Lootas are hardly anti-infantry. Cover saves see to that. What they are EXCELLENT against is a mech army. AV12 gets shot to pieces, I consistently take down even wave serpents. If you need anti infantry take shoota boyz. An army of shootas and lootas can handle just about anything apart from AV14. Killa Kans see to those. Lootas are one of the only things in the Ork army that can handle an Eldar Flying Circus. I haven't tested against new guard yet but they may also be our saving grace against their flyers.

I love dakka orks and laugh whenever I hear someone say Orks can't shoot or think they'll get an easy win against me because they think Orks are CC only.


----------



## Pauly55 (Sep 16, 2008)

Englanda has it exactly right. Orks need a unit that can reliably bust transports at range, and lootas are the key. Anything AV12 or less will generally go down in one round of shooting. 

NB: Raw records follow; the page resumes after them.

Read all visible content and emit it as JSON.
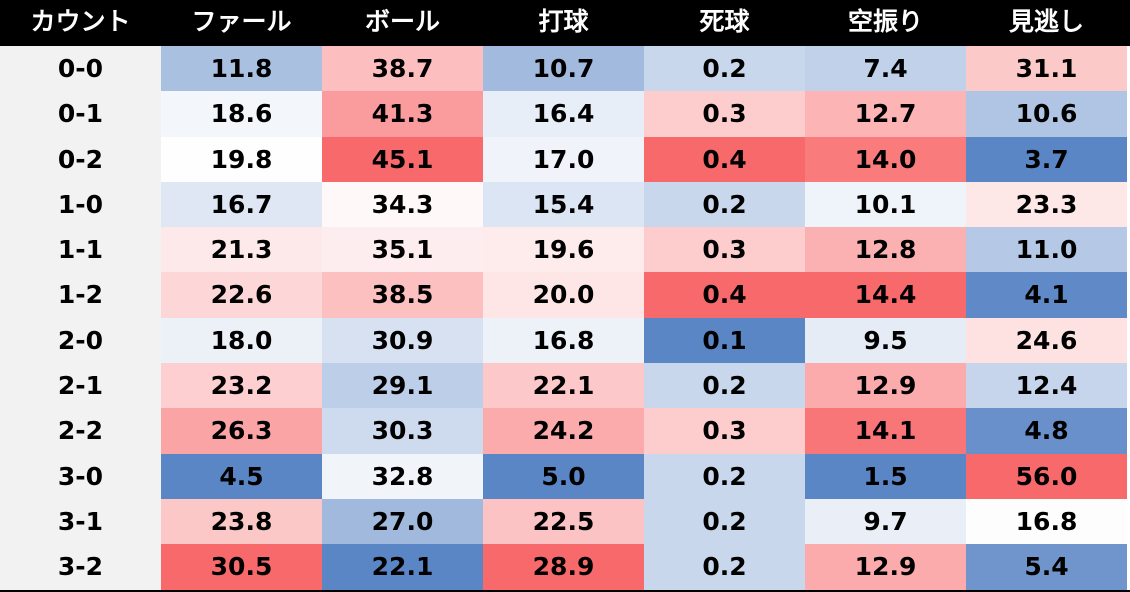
{
  "chart_data": {
    "type": "heatmap",
    "corner_label": "カウント",
    "columns": [
      "ファール",
      "ボール",
      "打球",
      "死球",
      "空振り",
      "見逃し"
    ],
    "rows": [
      {
        "count": "0-0",
        "values": [
          "11.8",
          "38.7",
          "10.7",
          "0.2",
          "7.4",
          "31.1"
        ]
      },
      {
        "count": "0-1",
        "values": [
          "18.6",
          "41.3",
          "16.4",
          "0.3",
          "12.7",
          "10.6"
        ]
      },
      {
        "count": "0-2",
        "values": [
          "19.8",
          "45.1",
          "17.0",
          "0.4",
          "14.0",
          "3.7"
        ]
      },
      {
        "count": "1-0",
        "values": [
          "16.7",
          "34.3",
          "15.4",
          "0.2",
          "10.1",
          "23.3"
        ]
      },
      {
        "count": "1-1",
        "values": [
          "21.3",
          "35.1",
          "19.6",
          "0.3",
          "12.8",
          "11.0"
        ]
      },
      {
        "count": "1-2",
        "values": [
          "22.6",
          "38.5",
          "20.0",
          "0.4",
          "14.4",
          "4.1"
        ]
      },
      {
        "count": "2-0",
        "values": [
          "18.0",
          "30.9",
          "16.8",
          "0.1",
          "9.5",
          "24.6"
        ]
      },
      {
        "count": "2-1",
        "values": [
          "23.2",
          "29.1",
          "22.1",
          "0.2",
          "12.9",
          "12.4"
        ]
      },
      {
        "count": "2-2",
        "values": [
          "26.3",
          "30.3",
          "24.2",
          "0.3",
          "14.1",
          "4.8"
        ]
      },
      {
        "count": "3-0",
        "values": [
          "4.5",
          "32.8",
          "5.0",
          "0.2",
          "1.5",
          "56.0"
        ]
      },
      {
        "count": "3-1",
        "values": [
          "23.8",
          "27.0",
          "22.5",
          "0.2",
          "9.7",
          "16.8"
        ]
      },
      {
        "count": "3-2",
        "values": [
          "30.5",
          "22.1",
          "28.9",
          "0.2",
          "12.9",
          "5.4"
        ]
      }
    ],
    "color_scale": {
      "low": "#5b86c5",
      "mid": "#ffffff",
      "high": "#f8696b",
      "direction": "per-column"
    }
  }
}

Don't bother shooting infantry with these guys, Your boyz should be doing the anti infantry work.


----------



## Culler (Dec 27, 2007)

I really like Lootas, but only in cover and preferably in groups of 15 (max squad size.) The max squad size prevents them from taking as many morale checks, which they're terrible at, and gives them enough shots to reliably do something even if they roll poorly.

What lootas do well: kill light/medium vehicles and MCs at long range, which Orks pretty much are terrible at otherwise. In a horde army they're fantastic for letting the Orks deal with the mobile elements of opposing armies (tranports, land speeders, jetbikes, etc.)

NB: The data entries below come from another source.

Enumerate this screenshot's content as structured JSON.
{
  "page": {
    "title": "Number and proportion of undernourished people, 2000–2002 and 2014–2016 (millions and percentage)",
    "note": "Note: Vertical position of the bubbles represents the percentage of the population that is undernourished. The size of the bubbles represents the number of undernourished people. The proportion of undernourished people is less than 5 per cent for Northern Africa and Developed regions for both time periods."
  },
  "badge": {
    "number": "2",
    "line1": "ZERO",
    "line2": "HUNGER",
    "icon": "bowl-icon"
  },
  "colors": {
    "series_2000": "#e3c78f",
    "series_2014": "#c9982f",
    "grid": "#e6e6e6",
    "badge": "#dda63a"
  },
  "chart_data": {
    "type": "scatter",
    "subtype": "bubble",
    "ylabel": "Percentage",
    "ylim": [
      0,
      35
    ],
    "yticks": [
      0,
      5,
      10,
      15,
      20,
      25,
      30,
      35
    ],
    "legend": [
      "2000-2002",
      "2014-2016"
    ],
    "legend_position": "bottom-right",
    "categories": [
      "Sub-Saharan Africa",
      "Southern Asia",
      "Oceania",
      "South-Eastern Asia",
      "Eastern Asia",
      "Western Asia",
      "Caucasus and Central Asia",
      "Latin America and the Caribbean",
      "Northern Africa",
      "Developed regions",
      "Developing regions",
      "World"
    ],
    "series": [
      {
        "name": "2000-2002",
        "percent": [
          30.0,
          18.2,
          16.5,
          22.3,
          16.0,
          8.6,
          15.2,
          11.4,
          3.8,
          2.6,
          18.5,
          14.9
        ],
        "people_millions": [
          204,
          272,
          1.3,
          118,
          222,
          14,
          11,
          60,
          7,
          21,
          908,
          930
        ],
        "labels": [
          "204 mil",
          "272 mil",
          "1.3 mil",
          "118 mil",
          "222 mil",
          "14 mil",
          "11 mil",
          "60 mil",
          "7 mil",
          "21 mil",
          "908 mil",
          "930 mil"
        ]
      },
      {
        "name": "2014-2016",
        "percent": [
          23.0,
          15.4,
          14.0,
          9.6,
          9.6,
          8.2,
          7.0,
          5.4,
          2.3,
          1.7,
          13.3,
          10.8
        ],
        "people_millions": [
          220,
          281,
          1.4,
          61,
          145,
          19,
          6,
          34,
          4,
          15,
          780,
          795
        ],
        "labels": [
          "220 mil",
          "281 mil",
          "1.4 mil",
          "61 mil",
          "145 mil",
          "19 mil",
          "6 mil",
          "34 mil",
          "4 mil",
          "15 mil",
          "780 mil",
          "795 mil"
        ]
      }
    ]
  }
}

What lootas don't do well: kill light infantry hordes. The enemy is typically getting a 4+ cover save from shooting through your own troops, so even a max size mob is only going to take out 4 or so on average. 3 or 4 space marine devastators isn't shabby. 4 guardsmen out of a unit of 30 just isn't worth it. Luckily lootas can typically range those special units like command squads, heavy weapons teams, and devastators, so at least that's something.

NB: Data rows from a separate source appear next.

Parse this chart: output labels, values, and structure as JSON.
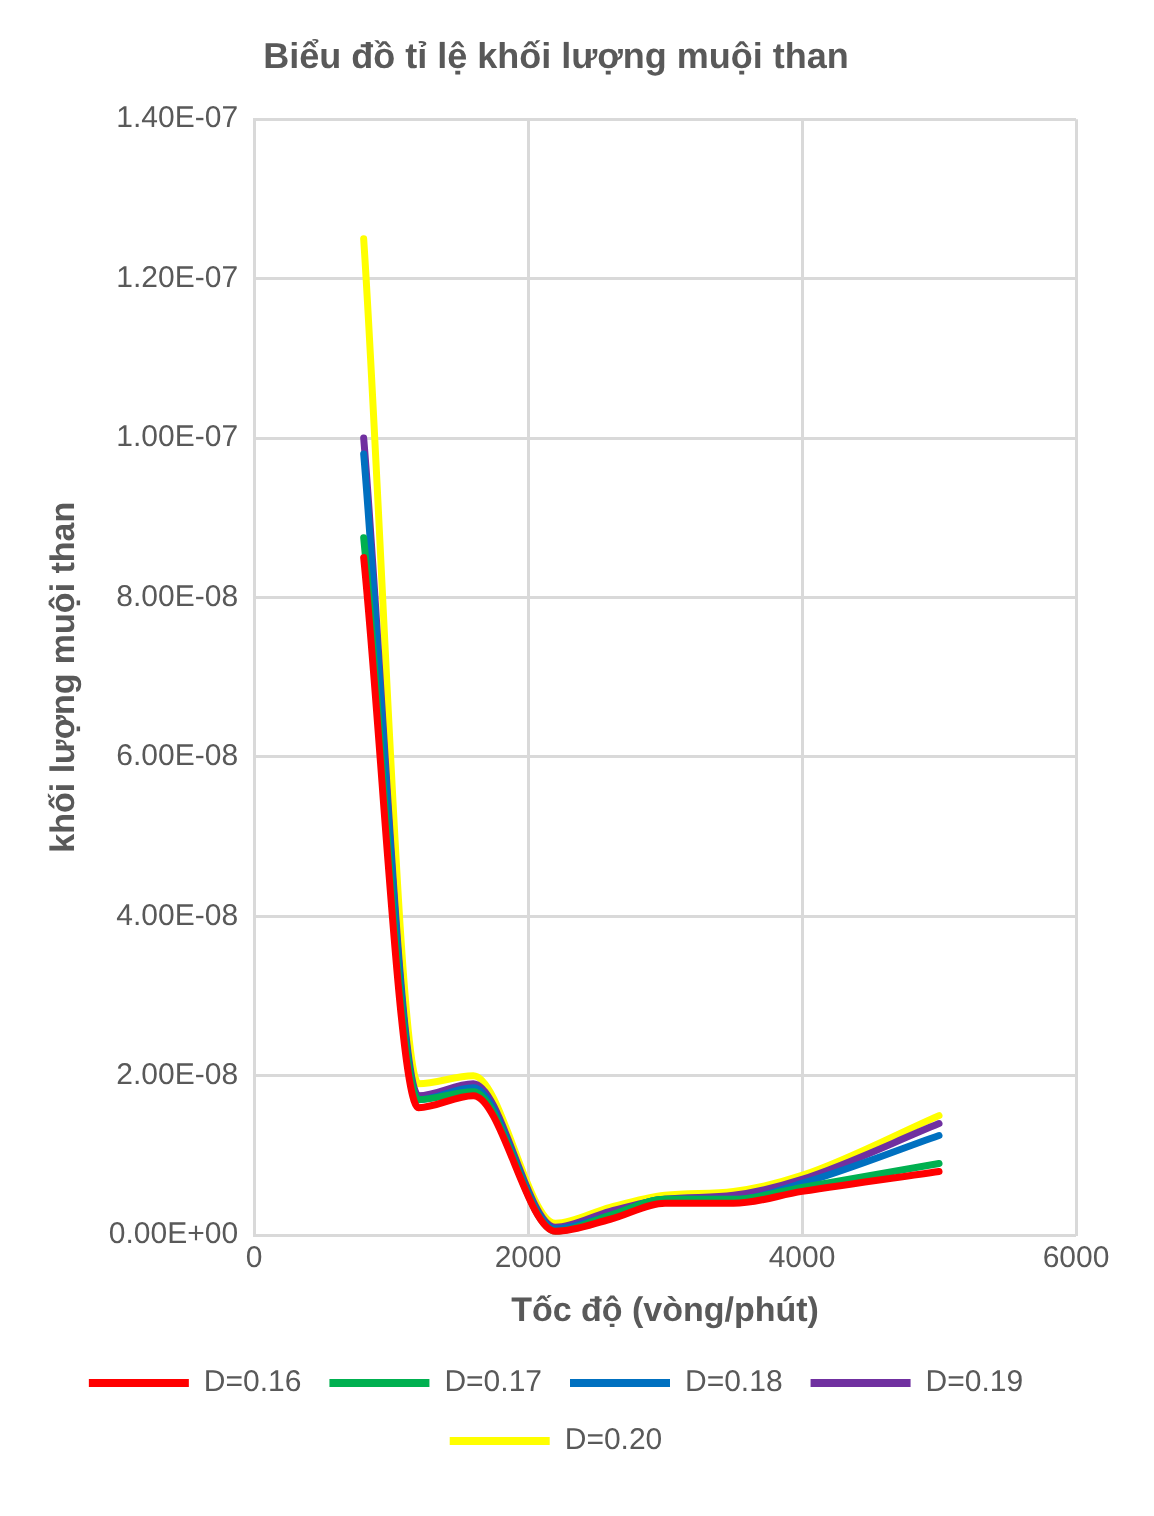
{
  "chart_data": {
    "type": "line",
    "title": "Biểu đồ tỉ lệ khối lượng muội than",
    "xlabel": "Tốc độ (vòng/phút)",
    "ylabel": "khối lượng muội than",
    "x": [
      800,
      1200,
      1600,
      2200,
      2600,
      3000,
      3500,
      4000,
      5000
    ],
    "series": [
      {
        "name": "D=0.16",
        "color": "#ff0000",
        "values": [
          8.5e-08,
          1.6e-08,
          1.75e-08,
          5e-10,
          2e-09,
          4e-09,
          4e-09,
          5.5e-09,
          8e-09
        ]
      },
      {
        "name": "D=0.17",
        "color": "#00b050",
        "values": [
          8.75e-08,
          1.7e-08,
          1.8e-08,
          5e-10,
          2.5e-09,
          4.5e-09,
          4.5e-09,
          6e-09,
          9e-09
        ]
      },
      {
        "name": "D=0.18",
        "color": "#0070c0",
        "values": [
          9.8e-08,
          1.7e-08,
          1.85e-08,
          8e-10,
          2.5e-09,
          4.5e-09,
          4.5e-09,
          6.5e-09,
          1.25e-08
        ]
      },
      {
        "name": "D=0.19",
        "color": "#7030a0",
        "values": [
          1e-07,
          1.75e-08,
          1.9e-08,
          1e-09,
          3e-09,
          4.5e-09,
          5e-09,
          7e-09,
          1.4e-08
        ]
      },
      {
        "name": "D=0.20",
        "color": "#ffff00",
        "values": [
          1.25e-07,
          1.9e-08,
          2e-08,
          1.5e-09,
          3.5e-09,
          5e-09,
          5.5e-09,
          7.5e-09,
          1.5e-08
        ]
      }
    ],
    "xlim": [
      0,
      6000
    ],
    "xticks": [
      0,
      2000,
      4000,
      6000
    ],
    "ylim": [
      0,
      1.4e-07
    ],
    "yticks": [
      {
        "value": 0,
        "label": "0.00E+00"
      },
      {
        "value": 2e-08,
        "label": "2.00E-08"
      },
      {
        "value": 4e-08,
        "label": "4.00E-08"
      },
      {
        "value": 6e-08,
        "label": "6.00E-08"
      },
      {
        "value": 8e-08,
        "label": "8.00E-08"
      },
      {
        "value": 1e-07,
        "label": "1.00E-07"
      },
      {
        "value": 1.2e-07,
        "label": "1.20E-07"
      },
      {
        "value": 1.4e-07,
        "label": "1.40E-07"
      }
    ],
    "grid": true,
    "legend": "bottom",
    "marker": "none",
    "line_style": "solid"
  }
}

Mainly I like lootas because they do something other Orks don't do well: long ranged combat with the potential to kill vehicles and MCs. Also, sometimes they get to roll lots of dice, which is awesome. To really enjoy Orks you have to enjoy the randomness.


----------



## Sebi (Mar 3, 2009)

pros:

long range (for orks? ENOURMOUS  )
high S .... dedicated to those AV (like said before) and "Strong things"
AP4 ... lets get it on... lets kill Nid Warrior... Scouts.... IG stuff

Cons:
Heavy... the only one(forget the SAg ... its out of the balance  )
as I was told not unreliable but unpredictable, that for sure (every roled 1s and 2s for the firing Roll ... a whole game? .... I have! and It hurts!)

My oppinions:
never ever use less than 12! anything loweriswaste of a unit as they go down too fast or start running too quickly
SAG in the middle... testet it... didn't like it....
I set up my SAG in front with a bunch of Gretching or shootaboys as "spare LP" ... so what the enemy gets a 4+? he will get that anyway... vehicles and MC don't ... so I rather take the 4+ cover for my lootas and still can shoot a different target with my SAG

Tactic?
simple:
Set them up in cover and let em take down those weak armoured vehicles or unfriendly far away units that cannot shoot them unless movin into range   
I shot down a Boomfex that way... ok the SAG helped... but nevertheless... it went down

there isn't much to do with them apart from that... just set em nice and save and let em do their work. 
And don't expect them to shoot always 3 times... maybe expect them to shoot in average 2x ... but also 1x is possible...
Man I would be so thankfull if they would always shoot 2x ... but thats Orks... never predictable ... often funny... but also often ... annoying ...


----------